When applied to probabilistic categorial grammar learning, the Minimum Description Length principle outperforms Maximum Likelihood Estimation. Smoothing does not bridge the gap between the two approaches.


Jan Hajic, Kiril Ribarov (Charles University, Prague, Czech Republic)
Rule-Based Dependencies
pages 125-136

We present a modified version of the Transformation-Based Approach (TBA) and Transformation-Based Error-Driven Learning (TBEDL). We modified the TBA in order to work with a dependency tree structure, which describes more efficiently the syntax of inflective and free-word order languages, such as the Czech language. The major changes and characteristics are described in more detail: they mostly concern the error function and the transformation templates.
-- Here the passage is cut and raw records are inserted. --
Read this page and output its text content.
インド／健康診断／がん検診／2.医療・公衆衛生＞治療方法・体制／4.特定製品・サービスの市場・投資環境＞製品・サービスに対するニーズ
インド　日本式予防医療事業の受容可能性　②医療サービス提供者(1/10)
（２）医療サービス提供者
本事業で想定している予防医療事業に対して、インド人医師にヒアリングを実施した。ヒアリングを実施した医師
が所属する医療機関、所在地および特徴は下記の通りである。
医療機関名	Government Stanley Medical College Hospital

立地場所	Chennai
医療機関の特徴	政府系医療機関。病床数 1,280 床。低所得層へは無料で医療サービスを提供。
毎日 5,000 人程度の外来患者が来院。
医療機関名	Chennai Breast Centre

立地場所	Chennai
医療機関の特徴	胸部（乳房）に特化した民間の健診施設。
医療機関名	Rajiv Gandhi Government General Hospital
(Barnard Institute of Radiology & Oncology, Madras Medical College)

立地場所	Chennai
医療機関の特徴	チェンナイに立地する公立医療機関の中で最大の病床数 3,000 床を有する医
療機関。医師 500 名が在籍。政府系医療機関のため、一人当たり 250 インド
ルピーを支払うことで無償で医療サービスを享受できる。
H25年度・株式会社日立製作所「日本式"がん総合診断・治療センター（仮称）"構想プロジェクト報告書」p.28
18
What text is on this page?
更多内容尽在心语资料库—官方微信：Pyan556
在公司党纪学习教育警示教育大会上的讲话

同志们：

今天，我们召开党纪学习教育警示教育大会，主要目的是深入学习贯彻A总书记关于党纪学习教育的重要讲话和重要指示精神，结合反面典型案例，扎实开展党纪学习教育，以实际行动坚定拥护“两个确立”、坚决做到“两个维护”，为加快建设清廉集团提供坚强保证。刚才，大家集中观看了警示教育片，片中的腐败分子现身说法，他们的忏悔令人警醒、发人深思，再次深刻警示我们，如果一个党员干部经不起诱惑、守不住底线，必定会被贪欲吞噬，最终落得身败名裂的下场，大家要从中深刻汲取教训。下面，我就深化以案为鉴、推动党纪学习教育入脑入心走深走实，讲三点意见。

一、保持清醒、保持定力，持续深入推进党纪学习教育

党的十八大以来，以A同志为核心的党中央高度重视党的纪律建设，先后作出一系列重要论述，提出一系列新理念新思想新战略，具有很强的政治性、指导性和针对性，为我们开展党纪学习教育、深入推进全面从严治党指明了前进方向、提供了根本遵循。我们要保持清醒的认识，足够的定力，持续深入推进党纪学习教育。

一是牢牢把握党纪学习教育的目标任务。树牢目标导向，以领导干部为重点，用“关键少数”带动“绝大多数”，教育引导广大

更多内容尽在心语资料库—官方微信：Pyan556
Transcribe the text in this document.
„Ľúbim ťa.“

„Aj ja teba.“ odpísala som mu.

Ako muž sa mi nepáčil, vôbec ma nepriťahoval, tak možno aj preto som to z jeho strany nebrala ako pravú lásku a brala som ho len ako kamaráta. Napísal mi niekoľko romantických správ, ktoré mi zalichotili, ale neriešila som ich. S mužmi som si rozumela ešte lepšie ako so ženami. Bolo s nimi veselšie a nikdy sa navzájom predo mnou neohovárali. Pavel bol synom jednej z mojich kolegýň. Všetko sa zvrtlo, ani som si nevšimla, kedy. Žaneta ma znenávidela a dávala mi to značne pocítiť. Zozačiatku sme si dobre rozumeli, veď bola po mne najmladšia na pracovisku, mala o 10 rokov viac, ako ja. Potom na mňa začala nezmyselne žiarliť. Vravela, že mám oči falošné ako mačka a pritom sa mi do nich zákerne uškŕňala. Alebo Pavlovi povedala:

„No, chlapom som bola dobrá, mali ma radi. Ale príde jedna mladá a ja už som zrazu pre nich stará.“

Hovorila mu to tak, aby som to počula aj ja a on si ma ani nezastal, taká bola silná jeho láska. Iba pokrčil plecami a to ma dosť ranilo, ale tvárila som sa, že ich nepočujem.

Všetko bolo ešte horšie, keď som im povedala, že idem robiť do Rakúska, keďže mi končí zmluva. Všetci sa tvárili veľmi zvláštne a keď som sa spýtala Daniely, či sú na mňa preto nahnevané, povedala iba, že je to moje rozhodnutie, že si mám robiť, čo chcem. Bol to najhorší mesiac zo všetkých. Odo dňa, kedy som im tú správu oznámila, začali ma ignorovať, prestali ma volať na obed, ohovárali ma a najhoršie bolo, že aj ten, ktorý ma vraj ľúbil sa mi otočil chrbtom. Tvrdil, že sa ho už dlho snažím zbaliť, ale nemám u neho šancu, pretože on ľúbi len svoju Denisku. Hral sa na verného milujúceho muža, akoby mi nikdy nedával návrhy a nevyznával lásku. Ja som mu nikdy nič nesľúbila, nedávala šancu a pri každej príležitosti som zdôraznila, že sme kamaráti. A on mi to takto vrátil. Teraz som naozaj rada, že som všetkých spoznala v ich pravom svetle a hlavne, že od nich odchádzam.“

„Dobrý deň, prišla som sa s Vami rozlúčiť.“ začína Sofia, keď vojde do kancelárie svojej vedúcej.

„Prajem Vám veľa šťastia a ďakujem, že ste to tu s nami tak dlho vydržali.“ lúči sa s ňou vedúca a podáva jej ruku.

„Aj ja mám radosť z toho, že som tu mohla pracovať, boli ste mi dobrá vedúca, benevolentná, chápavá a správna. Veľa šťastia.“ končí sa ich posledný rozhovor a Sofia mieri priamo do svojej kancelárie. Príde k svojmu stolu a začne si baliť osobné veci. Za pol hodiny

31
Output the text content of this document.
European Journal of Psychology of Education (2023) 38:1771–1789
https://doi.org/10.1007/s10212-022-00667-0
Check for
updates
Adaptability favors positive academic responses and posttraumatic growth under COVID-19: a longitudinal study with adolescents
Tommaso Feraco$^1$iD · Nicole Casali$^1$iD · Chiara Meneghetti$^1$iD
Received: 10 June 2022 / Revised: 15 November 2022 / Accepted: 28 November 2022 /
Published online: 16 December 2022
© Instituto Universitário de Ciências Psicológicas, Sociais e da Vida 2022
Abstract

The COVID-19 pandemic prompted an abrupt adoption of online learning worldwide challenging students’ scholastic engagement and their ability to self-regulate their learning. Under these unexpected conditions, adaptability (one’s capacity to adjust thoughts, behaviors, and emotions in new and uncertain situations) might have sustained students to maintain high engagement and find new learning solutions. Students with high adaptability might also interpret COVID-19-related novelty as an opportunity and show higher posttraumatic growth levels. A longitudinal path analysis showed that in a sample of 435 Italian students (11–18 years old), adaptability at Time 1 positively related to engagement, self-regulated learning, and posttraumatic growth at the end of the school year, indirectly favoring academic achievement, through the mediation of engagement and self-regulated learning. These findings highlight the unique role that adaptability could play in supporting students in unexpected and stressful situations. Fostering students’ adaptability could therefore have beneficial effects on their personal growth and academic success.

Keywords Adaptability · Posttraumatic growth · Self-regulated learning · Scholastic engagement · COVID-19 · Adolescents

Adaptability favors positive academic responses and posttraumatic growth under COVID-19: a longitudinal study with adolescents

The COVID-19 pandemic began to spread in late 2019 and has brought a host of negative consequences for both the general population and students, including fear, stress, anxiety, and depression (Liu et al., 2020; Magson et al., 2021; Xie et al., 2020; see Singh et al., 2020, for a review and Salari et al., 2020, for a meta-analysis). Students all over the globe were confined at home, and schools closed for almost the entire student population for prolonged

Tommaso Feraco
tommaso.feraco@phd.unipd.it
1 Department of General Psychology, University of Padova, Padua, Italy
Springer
Variations of these transformations and their relationship to their triggering environments is also discussed. The transformations are designed to be compatible with the structural representation used in the Prague Dependency Treebank, which is under construction.


Khalil Sima'an (Utrecht University, The Netherlands)
Explanation-Based Learning of Partial-Parsers
pages 137-146

This paper presents a method for learning efficient parsers of natural language. The method consists of an Explanation-Based Learning (EBL) algorithm for learning partial-parsers, and a parsing algorithm which combines partial-parsers with existing "full-parsers". The learned partial-parsers, implementable as Cascades of Finite-State Transducers (CFSTs), recognize and combine constituents efficiently, prohibiting spurious overgeneration. The parsing algorithm combines a learned partial-parser with a given full-parser such that the role of the full-parser is limited to combining the constituents, recognized by the partial-parser, and to recognizing unrecognized portions of the input sentence. We exhibit encouraging empirical results using a pilot implementation: parse-space is reduced substantially with minimal loss of coverage.